Isso se especifica bem usando o herói como modelo de heterodireção: sua figura se insere na mente de seus seguidores da mesma maneira que as apelações publicitárias. A subjetividade, nesse caso, se configura enquanto o “super” também é homem, ou seja, super-homem: é “super”, mas é homem. Ele se identifica com os trabalhadores urbanos quando se humaniza, porque é como eles, se parece com eles, com defeitos e impotências, refletindo seus desejos, também, de poder e ufania. Seus poderes e seu cotidiano sugerem um modo de vida, um tempo presente de vitórias predeterminadas,  sem problemas, sem preocupações, sem planos, sem projetos, sem futuro e sem passado. E a população deseja isso: deixar de ser Clark pra ser Super-Homem. Deixar de ser medíocre para ser um ícone, um destaque entre os demais. Deixar de ser esnobado para ser desejado, como Lois Lane, que contraditoriamente esnoba Clark, mas ama o Super-Homem, como um símbolo de poder, idealização, realização e fantasia contemporânea.
Os “mundos possíveis” são um conceito de Umberto Eco, que vem de pesquisas sobre lógica por Pavel e Van Dijk. Mas Eco define como mundo possível “um estado de coisas que é expressa por um conjunto de propostas que é, para cada proposta, ou ‘p ou não-p'”. Em outras palavras, um “mundo possível” representa o trabalho de indivíduos que carregam com eles um conjunto de propriedades que não apenas se resumem ao dia a dia ou traços de personalidade, mas também por ações. Os mundos possíveis dependem de uma instância narrativa que cria uma unidade e uma coesão entre os vários elementos do mundo possível. A literatura é terapêutica para Eco por permitir escapar do mundo real e de suas ansiedades e descontinuidade. Esta é também a função dos mitos segundo Lévi-Strauss, que os define como uma maneira para ordenar as variadas experiências de vida. Eco sugere a noção de texto como uma máquina “preguiçosa”.  
E para este conceito, ele faz o leitor compreender que a leitura é uma atividade intelectual criadora e o leitor é um agente ativo do texto. Este jogador envolvido no texto é o que ele chama um “leitor modelo”. Melhor dizendo, um agente social capaz de atualizar as propostas dos textos, a fim de compreender todo o potencial implícito nos mesmos. É neste sentido que em “Número Zero”, Eco idealiza um escritor de meia idade que vive de trabalhos avulsos como “Ghost writer” é convidado para assistente de direção em um projeto para a criação de um jornal, trabalho pelo qual será bem recompensado. Para esse projeto são chamados seis redatores que já escreveram para colunas diversas, e todos a princípio ficam satisfeitos com o convite acreditando que o jornal é uma boa aposta, e poderá quem sabe, alavancar suas carreiras.
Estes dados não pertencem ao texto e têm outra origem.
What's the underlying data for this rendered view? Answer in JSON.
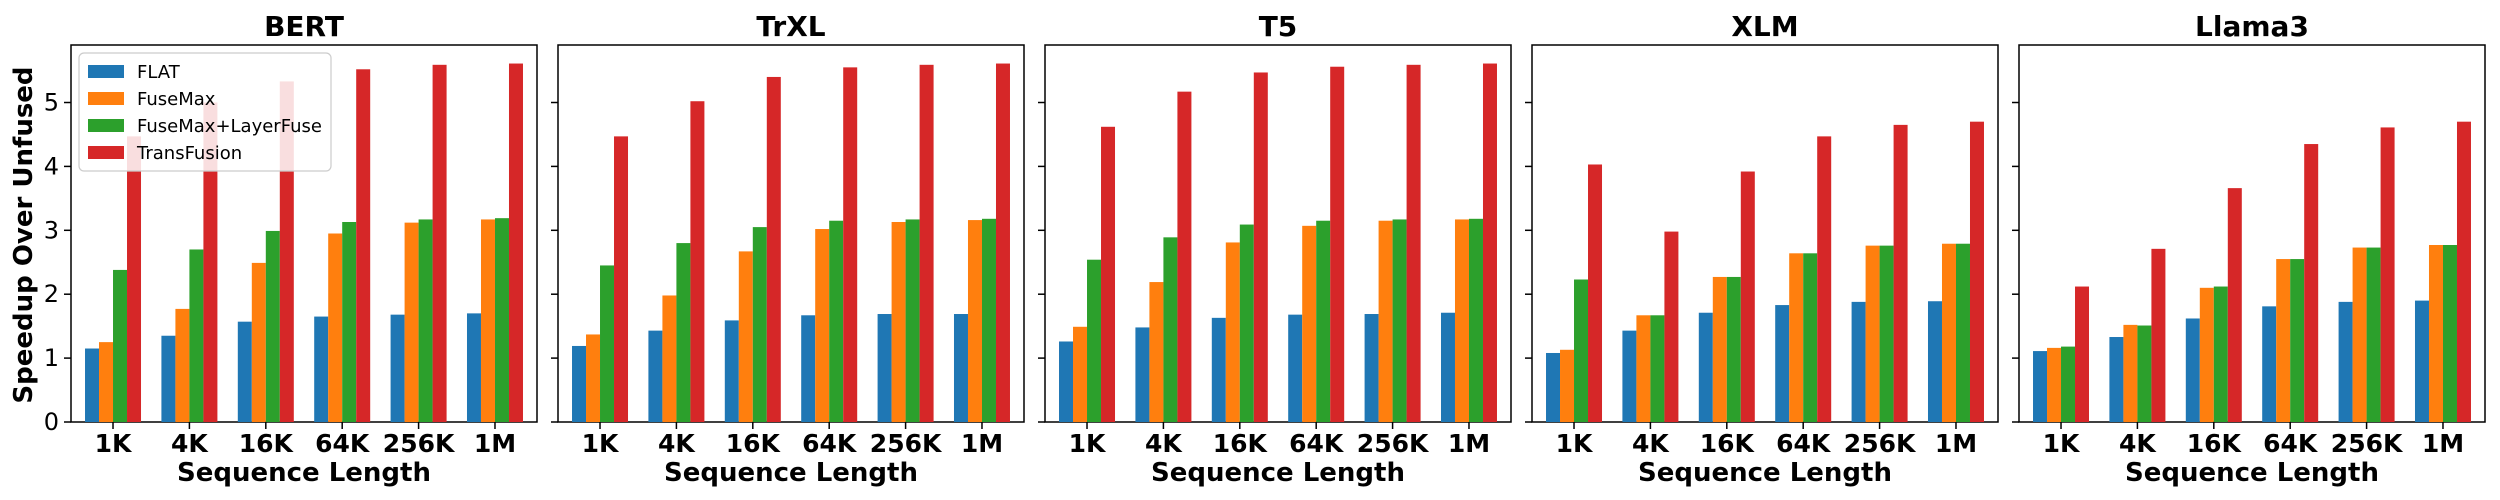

No entanto o diretor já havia aberto o jogo com o assistente: o jornal servirá como uma espécie de fachada para servir às pretensões políticas do editor, um empresário multimilionário que entre seus negócios é dono de canais de TV e o jornal provavelmente não será lançado. A veia cômica do escritor aparece nos diálogos dos repórteres do jornal fictício “Amanhã: ontem”. A trama é ambientada na redação de notícias e nas ruas de Milão no ano de 1992 e descreve de forma alegórica, a “operação mãos limpas” – a grande investigação judicial ocorrida na Itália nos anos 1990, que acabou na prisão de políticos, empresários e integrantes da máfia e resultou no fim da 1ª República Italiana.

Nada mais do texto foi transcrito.